Tuesday, April 17, 2018

Neetu Malik writes

Blue Moon

She wears the trailing tint
of a blue moon

her arms covered
in blue sleeves
her skin grazed by
flying dust you see
if you look closely
at her face
even in the pale light
of a sad sun

to this hour, this descent
into neither day nor night
she surrenders

unwilling to fight.
Related image
 Once in a Blue Moon -- Josephine Wall

1 comment:

  1. A blue moon may actually be a lunar phenomenon in which the orb appears bluish due to smoke or dust particles in the atmosphere, but the phrase usually has nothing to do with color. The oldest meaning (at least 400 years ago) indicated that something was too absurd to believe. But over time it evolved from "never" to "rarely": a blue moon was the 3rd full moon in a season that has 4 of them. (Seasons normally only have 3.) If a year has 13 full moons instead of the usual 12, the 13th is generally nameless (the others may be referred to as the Harvest moon or the Paschal moon, for instance) so that the other dozen can keep their rightful place in relation to the solstices and equinoxes.
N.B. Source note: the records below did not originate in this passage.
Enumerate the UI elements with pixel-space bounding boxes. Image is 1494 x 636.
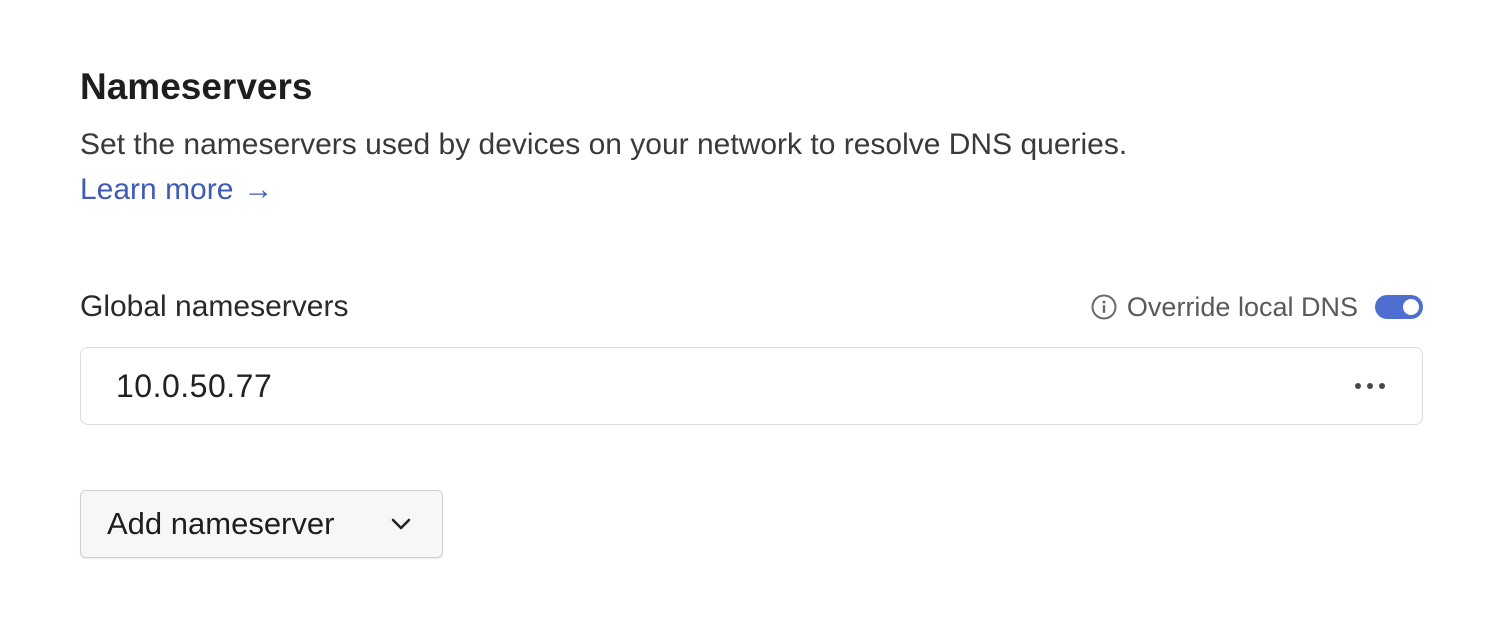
toggle-knob <box>1403 299 1419 315</box>
override-local-dns-label: Override local DNS <box>1126 291 1358 322</box>
arrow-right-icon: → <box>243 173 274 206</box>
chevron-down-icon <box>390 516 412 532</box>
section-title: Nameservers <box>80 66 313 107</box>
add-nameserver-label: Add nameserver <box>107 506 335 541</box>
nameserver-row: 10.0.50.77 <box>80 347 1423 425</box>
info-circle-icon[interactable] <box>1091 294 1117 320</box>
more-horizontal-icon[interactable] <box>1352 373 1388 399</box>
section-description: Set the nameservers used by devices on y… <box>80 128 1128 161</box>
nameserver-address: 10.0.50.77 <box>116 368 273 404</box>
override-local-dns-toggle[interactable] <box>1375 295 1423 319</box>
global-nameservers-label: Global nameservers <box>80 290 349 323</box>
nameservers-section: Nameservers Set the nameservers used by … <box>80 0 1423 636</box>
override-local-dns: Override local DNS <box>1091 286 1423 328</box>
add-nameserver-button[interactable]: Add nameserver <box>80 490 443 558</box>
learn-more-link[interactable]: Learn more → <box>80 169 273 211</box>
learn-more-label: Learn more <box>80 173 234 206</box>
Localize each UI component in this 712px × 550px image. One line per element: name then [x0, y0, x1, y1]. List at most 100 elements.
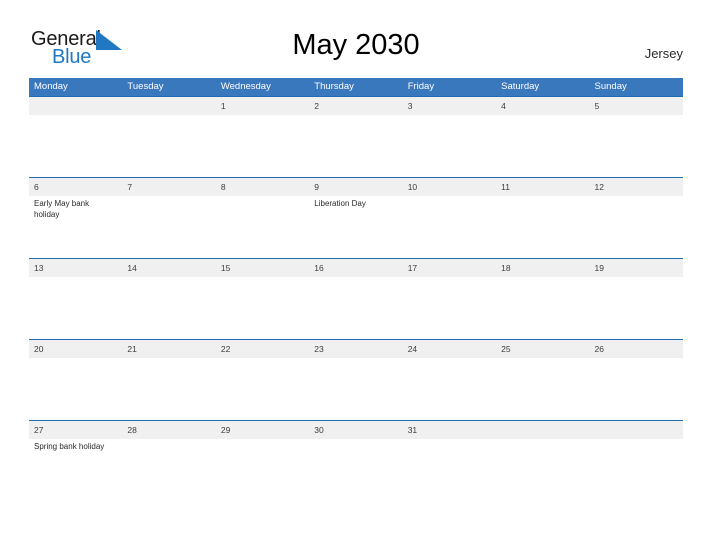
calendar-week-row: 6 7 8 9 10 11 12 Early May bank holiday … [29, 177, 683, 258]
day-number[interactable]: 24 [403, 340, 496, 358]
page-header: General Blue May 2030 Jersey [0, 0, 712, 78]
day-cell[interactable] [309, 115, 402, 176]
day-number[interactable]: 26 [590, 340, 683, 358]
day-number[interactable]: 1 [216, 97, 309, 115]
weekday-header-thursday: Thursday [314, 81, 354, 92]
week-event-band: Early May bank holiday Liberation Day [29, 196, 683, 257]
day-event-text: Early May bank holiday [34, 199, 90, 219]
calendar-week-row: 13 14 15 16 17 18 19 [29, 258, 683, 339]
calendar-week-row: 20 21 22 23 24 25 26 [29, 339, 683, 420]
day-cell[interactable] [496, 196, 589, 257]
day-number[interactable]: 30 [309, 421, 402, 439]
day-number[interactable]: 6 [29, 178, 122, 196]
day-number[interactable]: 2 [309, 97, 402, 115]
day-cell[interactable] [403, 115, 496, 176]
day-number[interactable]: 15 [216, 259, 309, 277]
day-number[interactable]: 3 [403, 97, 496, 115]
week-event-band: Spring bank holiday [29, 439, 683, 500]
week-event-band [29, 277, 683, 338]
page-title: May 2030 [292, 29, 420, 61]
day-cell[interactable] [216, 277, 309, 338]
day-number[interactable]: 29 [216, 421, 309, 439]
calendar-grid: Monday Tuesday Wednesday Thursday Friday… [29, 78, 683, 501]
day-number[interactable]: 13 [29, 259, 122, 277]
weekday-header-monday: Monday [34, 81, 68, 92]
day-number[interactable]: 23 [309, 340, 402, 358]
day-event-text: Spring bank holiday [34, 442, 105, 451]
weekday-header-tuesday: Tuesday [127, 81, 164, 92]
day-number[interactable]: 25 [496, 340, 589, 358]
day-cell[interactable] [590, 358, 683, 419]
weekday-header-row: Monday Tuesday Wednesday Thursday Friday… [29, 78, 683, 96]
week-number-band: 13 14 15 16 17 18 19 [29, 258, 683, 277]
day-cell[interactable] [496, 277, 589, 338]
day-number[interactable]: 12 [590, 178, 683, 196]
day-cell[interactable] [122, 439, 215, 500]
day-cell[interactable] [309, 277, 402, 338]
day-cell[interactable] [29, 115, 122, 176]
day-number[interactable]: 10 [403, 178, 496, 196]
week-number-band: 6 7 8 9 10 11 12 [29, 177, 683, 196]
day-cell[interactable] [590, 439, 683, 500]
day-cell[interactable]: Liberation Day [309, 196, 402, 257]
day-cell[interactable] [496, 115, 589, 176]
day-cell[interactable] [122, 277, 215, 338]
day-number[interactable]: 16 [309, 259, 402, 277]
day-cell[interactable] [216, 439, 309, 500]
day-cell[interactable] [122, 115, 215, 176]
day-number[interactable]: 21 [122, 340, 215, 358]
day-number[interactable] [122, 97, 215, 115]
day-cell[interactable] [590, 277, 683, 338]
day-cell[interactable] [590, 115, 683, 176]
day-cell[interactable] [403, 439, 496, 500]
day-cell[interactable] [216, 358, 309, 419]
weekday-header-friday: Friday [407, 81, 435, 92]
day-cell[interactable] [496, 358, 589, 419]
day-cell[interactable] [122, 358, 215, 419]
location-label: Jersey [644, 46, 683, 61]
day-number[interactable]: 27 [29, 421, 122, 439]
day-cell[interactable] [309, 439, 402, 500]
day-cell[interactable] [496, 439, 589, 500]
day-number[interactable]: 20 [29, 340, 122, 358]
day-number[interactable]: 8 [216, 178, 309, 196]
day-number[interactable]: 28 [122, 421, 215, 439]
week-number-band: 27 28 29 30 31 [29, 420, 683, 439]
calendar-week-row: 27 28 29 30 31 Spring bank holiday [29, 420, 683, 501]
day-cell[interactable] [122, 196, 215, 257]
day-number[interactable] [590, 421, 683, 439]
weekday-header-saturday: Saturday [501, 81, 540, 92]
day-cell[interactable] [29, 358, 122, 419]
day-number[interactable]: 5 [590, 97, 683, 115]
day-number[interactable]: 9 [309, 178, 402, 196]
week-number-band: 1 2 3 4 5 [29, 96, 683, 115]
weekday-header-sunday: Sunday [594, 81, 627, 92]
day-cell[interactable] [403, 196, 496, 257]
day-cell[interactable] [29, 277, 122, 338]
day-number[interactable]: 18 [496, 259, 589, 277]
day-number[interactable] [496, 421, 589, 439]
day-cell[interactable] [590, 196, 683, 257]
day-cell[interactable] [403, 358, 496, 419]
day-number[interactable]: 22 [216, 340, 309, 358]
weekday-header-wednesday: Wednesday [220, 81, 271, 92]
day-number[interactable]: 7 [122, 178, 215, 196]
day-cell[interactable]: Spring bank holiday [29, 439, 122, 500]
week-number-band: 20 21 22 23 24 25 26 [29, 339, 683, 358]
week-event-band [29, 115, 683, 176]
day-cell[interactable] [216, 196, 309, 257]
day-number[interactable]: 11 [496, 178, 589, 196]
day-event-text: Liberation Day [314, 199, 366, 208]
day-number[interactable]: 14 [122, 259, 215, 277]
day-number[interactable]: 4 [496, 97, 589, 115]
day-number[interactable]: 19 [590, 259, 683, 277]
day-cell[interactable] [403, 277, 496, 338]
day-cell[interactable]: Early May bank holiday [29, 196, 122, 257]
day-number[interactable] [29, 97, 122, 115]
day-cell[interactable] [216, 115, 309, 176]
calendar-week-row: 1 2 3 4 5 [29, 96, 683, 177]
day-number[interactable]: 17 [403, 259, 496, 277]
day-cell[interactable] [309, 358, 402, 419]
week-event-band [29, 358, 683, 419]
day-number[interactable]: 31 [403, 421, 496, 439]
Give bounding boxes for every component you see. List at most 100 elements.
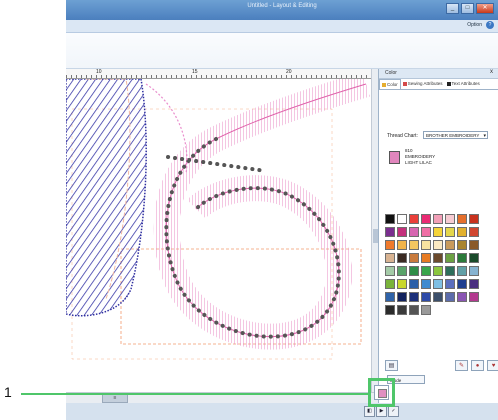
option-menu[interactable]: Option (467, 22, 482, 28)
palette-color-swatch[interactable] (397, 240, 407, 250)
palette-color-swatch[interactable] (397, 305, 407, 315)
horizontal-scroll-thumb[interactable]: ≡ (102, 394, 128, 403)
palette-color-swatch[interactable] (457, 227, 467, 237)
thread-list-button[interactable]: ▤ (385, 360, 398, 371)
palette-color-swatch[interactable] (385, 305, 395, 315)
palette-color-swatch[interactable] (397, 214, 407, 224)
palette-color-swatch[interactable] (457, 240, 467, 250)
palette-color-swatch[interactable] (457, 279, 467, 289)
palette-color-swatch[interactable] (397, 227, 407, 237)
window-title: Untitled - Layout & Editing (247, 3, 317, 9)
palette-color-swatch[interactable] (445, 214, 455, 224)
palette-color-swatch[interactable] (433, 266, 443, 276)
palette-color-swatch[interactable] (469, 240, 479, 250)
close-button[interactable]: ✕ (476, 3, 494, 14)
palette-color-swatch[interactable] (457, 214, 467, 224)
thread-brand: EMBROIDERY (405, 154, 436, 159)
chevron-down-icon: ▾ (483, 133, 486, 139)
taskbar-button[interactable]: ◧ (364, 406, 375, 417)
minimize-button[interactable]: _ (446, 3, 459, 14)
palette-color-swatch[interactable] (385, 227, 395, 237)
window-controls: _ □ ✕ (446, 3, 494, 14)
palette-color-swatch[interactable] (469, 227, 479, 237)
palette-row (385, 214, 497, 224)
thread-name: LIGHT LILAC (405, 160, 432, 165)
palette-color-swatch[interactable] (433, 214, 443, 224)
palette-color-swatch[interactable] (469, 253, 479, 263)
palette-color-swatch[interactable] (409, 279, 419, 289)
palette-row (385, 266, 497, 276)
close-icon[interactable]: x (490, 69, 493, 75)
favorite-color-button[interactable]: ♥ (487, 360, 498, 371)
palette-color-swatch[interactable] (397, 292, 407, 302)
palette-color-swatch[interactable] (409, 266, 419, 276)
palette-color-swatch[interactable] (469, 266, 479, 276)
palette-color-swatch[interactable] (421, 292, 431, 302)
app-window: Untitled - Layout & Editing _ □ ✕ Option… (66, 0, 498, 420)
ruler-label: 10 (96, 69, 102, 75)
palette-color-swatch[interactable] (409, 227, 419, 237)
callout-highlight (368, 378, 395, 407)
color-tab-icon (382, 82, 386, 87)
check-button[interactable]: ✓ (388, 406, 399, 417)
palette-color-swatch[interactable] (445, 292, 455, 302)
thread-number: 810 (405, 148, 413, 153)
palette-color-swatch[interactable] (433, 253, 443, 263)
callout-number: 1 (4, 384, 12, 400)
maximize-button[interactable]: □ (461, 3, 474, 14)
palette-color-swatch[interactable] (385, 214, 395, 224)
palette-color-swatch[interactable] (421, 240, 431, 250)
palette-color-swatch[interactable] (421, 279, 431, 289)
tab-color[interactable]: Color (379, 79, 401, 89)
palette-color-swatch[interactable] (409, 240, 419, 250)
palette-color-swatch[interactable] (469, 214, 479, 224)
palette-color-swatch[interactable] (409, 305, 419, 315)
palette-color-swatch[interactable] (385, 266, 395, 276)
palette-color-swatch[interactable] (397, 266, 407, 276)
palette-color-swatch[interactable] (421, 305, 431, 315)
palette-color-swatch[interactable] (469, 279, 479, 289)
sewing-attributes-icon (402, 81, 407, 86)
palette-color-swatch[interactable] (457, 292, 467, 302)
palette-row (385, 227, 497, 237)
help-icon[interactable]: ? (486, 21, 494, 29)
palette-color-swatch[interactable] (469, 292, 479, 302)
palette-color-swatch[interactable] (433, 292, 443, 302)
palette-color-swatch[interactable] (421, 253, 431, 263)
tab-sewing-attributes[interactable]: Sewing Attributes (401, 79, 445, 89)
eyedropper-button[interactable]: ✎ (455, 360, 468, 371)
palette-color-swatch[interactable] (409, 253, 419, 263)
palette-color-swatch[interactable] (397, 279, 407, 289)
palette-color-swatch[interactable] (433, 240, 443, 250)
palette-color-swatch[interactable] (421, 214, 431, 224)
horizontal-ruler: 10 15 20 (66, 69, 371, 79)
palette-color-swatch[interactable] (409, 214, 419, 224)
thread-chart-select[interactable]: BROTHER EMBROIDERY ▾ (423, 131, 488, 139)
palette-color-swatch[interactable] (445, 279, 455, 289)
palette-color-swatch[interactable] (433, 279, 443, 289)
palette-color-swatch[interactable] (457, 266, 467, 276)
palette-color-swatch[interactable] (445, 266, 455, 276)
palette-color-swatch[interactable] (457, 253, 467, 263)
color-fill-button[interactable]: ● (471, 360, 484, 371)
palette-color-swatch[interactable] (445, 227, 455, 237)
palette-color-swatch[interactable] (385, 279, 395, 289)
palette-color-swatch[interactable] (445, 240, 455, 250)
tab-text-attributes[interactable]: Text Attributes (445, 79, 482, 89)
palette-color-swatch[interactable] (397, 253, 407, 263)
design-canvas[interactable] (66, 79, 371, 392)
palette-color-swatch[interactable] (421, 227, 431, 237)
palette-color-swatch[interactable] (385, 240, 395, 250)
palette-color-swatch[interactable] (433, 227, 443, 237)
palette-color-swatch[interactable] (409, 292, 419, 302)
palette-color-swatch[interactable] (445, 253, 455, 263)
palette-row (385, 279, 497, 289)
palette-color-swatch[interactable] (421, 266, 431, 276)
menu-bar: Option ? (66, 20, 498, 33)
palette-color-swatch[interactable] (385, 253, 395, 263)
palette-row (385, 292, 497, 302)
palette-color-swatch[interactable] (385, 292, 395, 302)
palette-row (385, 240, 497, 250)
thread-chart-label: Thread Chart: (387, 133, 418, 139)
play-button[interactable]: ▶ (376, 406, 387, 417)
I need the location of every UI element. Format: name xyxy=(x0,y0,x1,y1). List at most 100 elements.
Today, a blue moon is usually regarded as a 2nd full moon within a single calendar month. This meaning developed when amateur astronomer James Hugh Pruett, the Pacific Coast director for the American Meteor Society, misunderstood the term in an article he published in "Sky & Telescope" in 1946. The article was cited on a StarDate radio program in 1980 and then became canonical when it appeared as an answer in a 1986 version of the popular board game "Trivial Pursuit." In an astrological sense a blue moon amplifies the effect of its respective zodiac phase.